January 9, 2013
In the prior installment of this blog, I discussed the framework for e-discovery in the United States. In this post, I will discuss the leading law systems in use throughout the world, and the use of arbitration in those jurisdictions.
The majority of the United States, the United Kingdom, Canada, and India, as well as Australia, New Zealand, Ireland, Singapore, Hong Kong, among other nations, possess common law systems. The common law and court of equity are systems of law continually built by judiciary decisions.
Alternatively, civil law is not necessarily based on judicial decisions that establish authority derived from prior decisions. Civil law courts typically do not utilize juries, with the exception of certain criminal matters. Examples of civil law systems include most of the European Union, China, Japan, Brazil, Mexico, Argentina, and Ethiopia. Notably, the European Union Court of Justice takes a hybrid approach to civil law and the common law practice of placing importance on case law. It is also important to note that common law countries typically have a more litigious approach to arbitration than civil law countries.
Islamic law is one of the three major worldwide legal systems in addition to common law and civil law. Islamic law (also known as Sharia law) governs Saudi Arabia and Iran, among others, and can vary in the extent of incorporation of Sharia into local laws and practices. Lastly, there are a few countries that do not fall into a strict category of common law, civil law, and Islamic law. Among these would be Russia and China.
Regardless of the legal system, e-discovery generally has become extremely expensive in litigation, leading parties to proactively contract to resolve international commercial litigation in alternative dispute resolution forums (“ADR”). Adding further expense to international commercial disputes are language barriers, which often create additional burdens and costs during the international e-discovery process.

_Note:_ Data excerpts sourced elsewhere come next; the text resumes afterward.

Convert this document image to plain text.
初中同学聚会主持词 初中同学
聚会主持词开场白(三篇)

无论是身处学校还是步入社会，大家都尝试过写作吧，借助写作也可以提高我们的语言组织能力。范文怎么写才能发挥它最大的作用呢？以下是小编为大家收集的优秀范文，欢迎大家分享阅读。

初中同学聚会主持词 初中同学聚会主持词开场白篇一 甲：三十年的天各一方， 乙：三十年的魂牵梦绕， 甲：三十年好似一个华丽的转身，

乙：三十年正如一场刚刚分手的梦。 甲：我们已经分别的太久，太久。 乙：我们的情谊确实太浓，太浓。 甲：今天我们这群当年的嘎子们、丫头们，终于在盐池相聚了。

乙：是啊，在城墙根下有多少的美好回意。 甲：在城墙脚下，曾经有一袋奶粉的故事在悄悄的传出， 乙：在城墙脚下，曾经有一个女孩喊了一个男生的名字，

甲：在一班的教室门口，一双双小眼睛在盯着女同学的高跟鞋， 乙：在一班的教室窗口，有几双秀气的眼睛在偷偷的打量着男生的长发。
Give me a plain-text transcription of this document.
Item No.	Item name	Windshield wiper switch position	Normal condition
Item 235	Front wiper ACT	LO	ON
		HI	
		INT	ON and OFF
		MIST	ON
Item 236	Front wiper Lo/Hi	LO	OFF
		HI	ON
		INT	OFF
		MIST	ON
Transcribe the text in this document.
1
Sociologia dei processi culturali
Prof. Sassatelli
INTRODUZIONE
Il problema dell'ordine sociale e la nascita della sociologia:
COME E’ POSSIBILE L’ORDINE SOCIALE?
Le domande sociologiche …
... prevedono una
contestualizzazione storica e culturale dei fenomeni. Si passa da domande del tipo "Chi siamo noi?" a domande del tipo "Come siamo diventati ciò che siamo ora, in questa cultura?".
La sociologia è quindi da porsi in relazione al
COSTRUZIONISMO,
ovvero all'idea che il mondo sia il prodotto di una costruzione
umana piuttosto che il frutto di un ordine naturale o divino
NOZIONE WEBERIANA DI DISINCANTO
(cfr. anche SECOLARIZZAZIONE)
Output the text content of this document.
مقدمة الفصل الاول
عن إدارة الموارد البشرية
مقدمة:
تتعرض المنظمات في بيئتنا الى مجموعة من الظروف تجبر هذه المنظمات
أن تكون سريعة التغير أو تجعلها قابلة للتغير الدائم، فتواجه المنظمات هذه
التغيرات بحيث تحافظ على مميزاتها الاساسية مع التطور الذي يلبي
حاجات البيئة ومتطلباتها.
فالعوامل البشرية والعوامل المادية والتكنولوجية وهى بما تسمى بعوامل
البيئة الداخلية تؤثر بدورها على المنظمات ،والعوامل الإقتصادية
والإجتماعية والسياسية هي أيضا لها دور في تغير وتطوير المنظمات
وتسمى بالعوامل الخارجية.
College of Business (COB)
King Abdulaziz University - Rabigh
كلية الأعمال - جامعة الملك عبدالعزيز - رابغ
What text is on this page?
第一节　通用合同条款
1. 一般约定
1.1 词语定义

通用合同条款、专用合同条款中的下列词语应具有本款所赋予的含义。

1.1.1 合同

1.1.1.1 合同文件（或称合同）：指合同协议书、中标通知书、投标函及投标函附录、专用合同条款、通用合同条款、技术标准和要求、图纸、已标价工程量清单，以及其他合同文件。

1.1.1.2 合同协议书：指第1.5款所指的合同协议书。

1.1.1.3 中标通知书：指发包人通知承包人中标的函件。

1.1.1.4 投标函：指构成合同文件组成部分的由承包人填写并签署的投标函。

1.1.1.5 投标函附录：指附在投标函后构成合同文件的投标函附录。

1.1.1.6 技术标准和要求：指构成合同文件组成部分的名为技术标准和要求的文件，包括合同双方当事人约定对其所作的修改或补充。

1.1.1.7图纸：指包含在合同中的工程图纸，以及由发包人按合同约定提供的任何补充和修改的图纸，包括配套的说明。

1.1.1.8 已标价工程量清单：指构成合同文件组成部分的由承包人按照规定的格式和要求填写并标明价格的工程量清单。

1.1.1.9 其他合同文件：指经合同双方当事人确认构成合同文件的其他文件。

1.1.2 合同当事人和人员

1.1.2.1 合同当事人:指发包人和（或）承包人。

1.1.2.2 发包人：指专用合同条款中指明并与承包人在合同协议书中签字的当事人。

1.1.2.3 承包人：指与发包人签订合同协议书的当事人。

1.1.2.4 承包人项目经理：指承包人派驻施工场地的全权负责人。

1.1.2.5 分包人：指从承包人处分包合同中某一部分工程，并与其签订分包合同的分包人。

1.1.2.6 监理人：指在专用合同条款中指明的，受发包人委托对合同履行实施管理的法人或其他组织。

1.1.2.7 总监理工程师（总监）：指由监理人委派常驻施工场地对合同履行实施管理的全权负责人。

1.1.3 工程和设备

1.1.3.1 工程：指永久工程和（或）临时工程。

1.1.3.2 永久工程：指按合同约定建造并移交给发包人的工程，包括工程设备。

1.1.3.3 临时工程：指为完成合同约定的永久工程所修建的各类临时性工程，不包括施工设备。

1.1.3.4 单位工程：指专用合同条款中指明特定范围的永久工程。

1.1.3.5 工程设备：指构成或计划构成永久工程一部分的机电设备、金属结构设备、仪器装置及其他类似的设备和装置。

An example forum would be the Arbitral Tribunal, the body presiding over the London Court of International Arbitration (“LCIA”). It is empowered to govern e-discovery by virtue of Article 22 of the LCIA Arbitration Rules. Discovery in LCIA proceedings focuses on the relevance of documents, and that focus narrows the scope of discovery. Litigants in the United States, by comparison, appear to broaden the scope of discovery of ESI, losing focus on requesting specific documents and becoming engrossed in overbroad categorical requests. This approach makes e-discovery more expensive than necessary, turning the process into “discovery litigation” rather than a pursuit of justice. The LCIA has become increasingly more involved in the pre-hearing exchange of ESI by promulgating standards specifically pertaining to the process. Certain ADR providers have followed suit – both in the United States and abroad – making ADR more attractive than judicial process in matters involving high-volume e-discovery.
There are a number of other forums to reduce the time and expense of cross-border litigation. In the coming installments I will discuss these options as well as a look at how the US and other countries have guided the evolution of e-discovery within the context of their legal systems.